BRADENTON, Fla. - An effort to boost spring training in Florida's southeast advanced this week with the approval of a land swap to accommodate a bond-financed ballpark for two Major League Baseball teams.
West Palm Beach on Monday agreed to exchange a 158.8-acre site it owns in the city for a 1.7-acre downtown plot owned by Palm Beach County. The county approved terms of the deal Tuesday.
The $135 million ballpark on the larger of the two sites would be owned by the county, and house spring training for the Houston Astros and the Washington Nationals. The Astros plan to move 150 miles south from their current digs in Kissimmee, near Orlando, and the Nationals 130 miles south from Viera, near Melbourne.
Contract details still must be finalized by both governments and the teams, and the Florida Legislature must also agree to downsize a buffer zone on a portion of the ballpark site during its session that starts March 3.
The city has already requested that lawmakers agree to change the buffer, though it likely won't be finalized until the end of the session on May 1.
The Palm Beach deal represents the most concrete step to date in the county's attempt to lure two new teams following on and off negotiations over the past two years, said county Commissioner Hal Valeche.
"It has died literally a thousand deaths and it has been resuscitated each time," Valeche said. "I think we have the potential to attract some more teams here."
The county had tried to negotiate with the city for a land deal last year, but city officials balked and later received a proposal to develop the property, which is the site of a former landfill. That deal fell through.
Last September, county commissioners rejected the finance plan forwarded by the Nationals and Astros for funding a new $140 million stadium.
At issue then was the plan's reliance on gap financing from the county's tourist development bed tax to build the ballpark. The new deal requires the team to pay for cost overruns.
"This is a special thanks to all of you for saving baseball in South Florida, and especially the Palm Beaches," Nationals' minority partner Arthur Fuccillo told county commissioners Tuesday.
Palm Beach County already owns Roger Dean Stadium in Jupiter, which was built in 1998 and is the spring home of the Miami Marlins and the St.

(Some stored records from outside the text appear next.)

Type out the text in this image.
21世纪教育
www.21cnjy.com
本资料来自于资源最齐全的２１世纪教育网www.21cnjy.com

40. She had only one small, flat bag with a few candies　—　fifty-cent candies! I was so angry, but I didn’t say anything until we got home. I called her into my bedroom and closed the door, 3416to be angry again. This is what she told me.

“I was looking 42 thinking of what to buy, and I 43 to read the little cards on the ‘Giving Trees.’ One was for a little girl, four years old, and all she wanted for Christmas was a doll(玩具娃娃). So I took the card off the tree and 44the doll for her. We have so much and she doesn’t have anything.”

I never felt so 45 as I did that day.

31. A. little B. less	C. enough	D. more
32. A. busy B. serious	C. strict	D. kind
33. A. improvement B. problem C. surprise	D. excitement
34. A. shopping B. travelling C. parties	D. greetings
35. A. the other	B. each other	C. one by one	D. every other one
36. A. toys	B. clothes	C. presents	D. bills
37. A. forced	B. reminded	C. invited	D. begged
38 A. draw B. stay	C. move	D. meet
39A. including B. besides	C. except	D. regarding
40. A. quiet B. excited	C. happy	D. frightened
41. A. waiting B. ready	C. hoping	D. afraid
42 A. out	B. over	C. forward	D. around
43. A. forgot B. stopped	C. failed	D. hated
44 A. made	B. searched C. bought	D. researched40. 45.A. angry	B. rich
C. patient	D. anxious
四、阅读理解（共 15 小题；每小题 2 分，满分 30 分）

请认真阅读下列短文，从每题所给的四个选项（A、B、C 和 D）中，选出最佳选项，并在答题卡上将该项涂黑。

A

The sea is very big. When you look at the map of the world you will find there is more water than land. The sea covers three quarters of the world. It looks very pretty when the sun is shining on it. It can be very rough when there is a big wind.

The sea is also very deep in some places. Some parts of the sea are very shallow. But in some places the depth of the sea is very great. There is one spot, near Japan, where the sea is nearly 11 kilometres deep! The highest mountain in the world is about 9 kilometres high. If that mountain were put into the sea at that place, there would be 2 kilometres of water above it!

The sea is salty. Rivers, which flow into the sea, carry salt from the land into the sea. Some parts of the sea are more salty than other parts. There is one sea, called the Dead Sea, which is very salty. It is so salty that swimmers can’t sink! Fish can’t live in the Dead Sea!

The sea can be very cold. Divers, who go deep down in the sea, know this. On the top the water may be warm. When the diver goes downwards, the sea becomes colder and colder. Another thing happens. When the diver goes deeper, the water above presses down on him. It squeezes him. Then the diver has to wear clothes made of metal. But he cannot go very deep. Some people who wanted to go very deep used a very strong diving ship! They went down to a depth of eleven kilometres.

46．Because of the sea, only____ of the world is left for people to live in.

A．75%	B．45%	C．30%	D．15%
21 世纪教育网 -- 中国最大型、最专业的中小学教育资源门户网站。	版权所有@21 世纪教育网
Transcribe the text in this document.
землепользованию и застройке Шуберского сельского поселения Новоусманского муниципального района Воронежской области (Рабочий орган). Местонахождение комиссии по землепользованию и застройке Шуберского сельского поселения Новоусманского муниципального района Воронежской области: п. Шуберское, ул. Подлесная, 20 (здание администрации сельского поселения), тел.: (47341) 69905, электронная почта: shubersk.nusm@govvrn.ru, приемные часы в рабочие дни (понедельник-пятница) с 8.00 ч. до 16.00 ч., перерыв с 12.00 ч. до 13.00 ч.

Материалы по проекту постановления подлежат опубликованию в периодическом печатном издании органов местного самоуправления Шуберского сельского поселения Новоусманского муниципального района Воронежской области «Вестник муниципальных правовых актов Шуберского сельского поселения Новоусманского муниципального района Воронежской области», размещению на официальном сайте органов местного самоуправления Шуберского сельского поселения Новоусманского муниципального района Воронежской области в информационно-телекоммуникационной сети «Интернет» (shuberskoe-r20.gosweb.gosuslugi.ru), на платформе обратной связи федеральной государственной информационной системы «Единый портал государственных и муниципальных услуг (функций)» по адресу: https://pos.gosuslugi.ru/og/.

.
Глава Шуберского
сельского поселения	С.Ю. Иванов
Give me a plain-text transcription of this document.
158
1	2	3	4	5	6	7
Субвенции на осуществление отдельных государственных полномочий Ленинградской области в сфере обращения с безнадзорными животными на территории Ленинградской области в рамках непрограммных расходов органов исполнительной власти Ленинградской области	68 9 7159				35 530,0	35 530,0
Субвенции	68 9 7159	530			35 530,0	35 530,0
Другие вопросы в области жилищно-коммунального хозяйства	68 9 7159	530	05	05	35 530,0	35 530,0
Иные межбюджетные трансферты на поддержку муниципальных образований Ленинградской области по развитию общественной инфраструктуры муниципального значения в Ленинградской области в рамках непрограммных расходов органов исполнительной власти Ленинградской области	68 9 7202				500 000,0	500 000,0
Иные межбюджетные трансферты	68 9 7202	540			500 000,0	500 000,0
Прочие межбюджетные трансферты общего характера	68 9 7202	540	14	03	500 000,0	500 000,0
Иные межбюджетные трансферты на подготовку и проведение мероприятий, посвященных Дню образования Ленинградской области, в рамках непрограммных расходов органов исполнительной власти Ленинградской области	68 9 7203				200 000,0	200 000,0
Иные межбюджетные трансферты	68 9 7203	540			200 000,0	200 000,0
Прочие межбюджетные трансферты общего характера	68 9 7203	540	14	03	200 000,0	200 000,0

Louis Cardinals. The debt for Roger Dean will be paid off next year.
County officials began looking for more teams to preserve a critical mass of spring training teams on the state's Atlantic coast, as nine of the 15 teams in Florida's Grapefruit League spring training play in central-west Florida on the Gulf Coast side of the state.
Remaining east coast teams had warned that spring training could be lost there altogether because of lengthy travel time between other in-state venues for games.
If the current deal stays on course, Palm Beach County will have the only two baseball spring training ballparks in the state that each host two MLB teams.
Along with the potential for four teams in the county, the New York Mets play their spring games in Port St. Lucie about 50 miles to the north of West Palm.
Approval of the term sheet for the new ballpark this week sets the stage for officials to negotiate a final agreement to be approved by the city, county, and the teams this summer.
After that a construction contract must be approved, according to Palm Beach County Debt Manager Sherry Brown.
The finance plan for the new ballpark calls for the county to use $5 million in cash to design the facility.
The Astros and Nationals will pay the county rent totaling $68.8 million over 28 years in escalating annual payments, according to the term sheet approved this week.
They will also be responsible for cost overruns during construction as well as maintenance and operations.
The rental payment plan calls for the teams to pay $2.2 million for eight years, beginning with the county's third annual debt service payment. For the next 12 years, the amount will increase to $2.5 million a year. In the final eight years of the contract, payments will increase to $2.65 million annually.
The teams are also paying the cost of developing a 12-acre city park on the stadium site, which was included as part of the land swap.
The park's cost is unknown at this point because the city has not yet selected the amenities for it.
The county will issue $130 million of non-ad valorem revenue bonds backed by a covenant to budget and appropriate, though the intention is to cover debt service with bed taxes, Brown said.
The county will also apply for a $2 million annual sales tax rebate from a state-sponsored spring training sports funding program.
The bonds are expected to be issued early next year.
The deal may be structured as all taxable because of the team payments. The final structure could be a combination of taxable and tax exempt bonds, said Brown.
The county's financial advisors for the ballpark project are Public Financial Management Inc. and Spectrum Municipal Services.
Bond counsel is Locke Lord Edwards LLP, a firm founded recently by Locke Lord and Edwards Wildman Palmer. Disclosure counsel is Nabors, Giblin & Nickerson PA.
Gilt-edged Palm Beach County separately plans to be in the market two days next week with the competitive sale of two refunding deals. PFM and Spectrum are advising on both transactions.
A $24.9 million water and sewer refunding is set to price Tuesday. Bond counsel is Bryant Miller Olive PA.
On Wednesday, the county expects to price $66.1 million of public improvement revenue refunding bonds with Greenberg Traurig PA as bond counsel.
The county's policy on refundings is to obtain a minimum of 5% savings.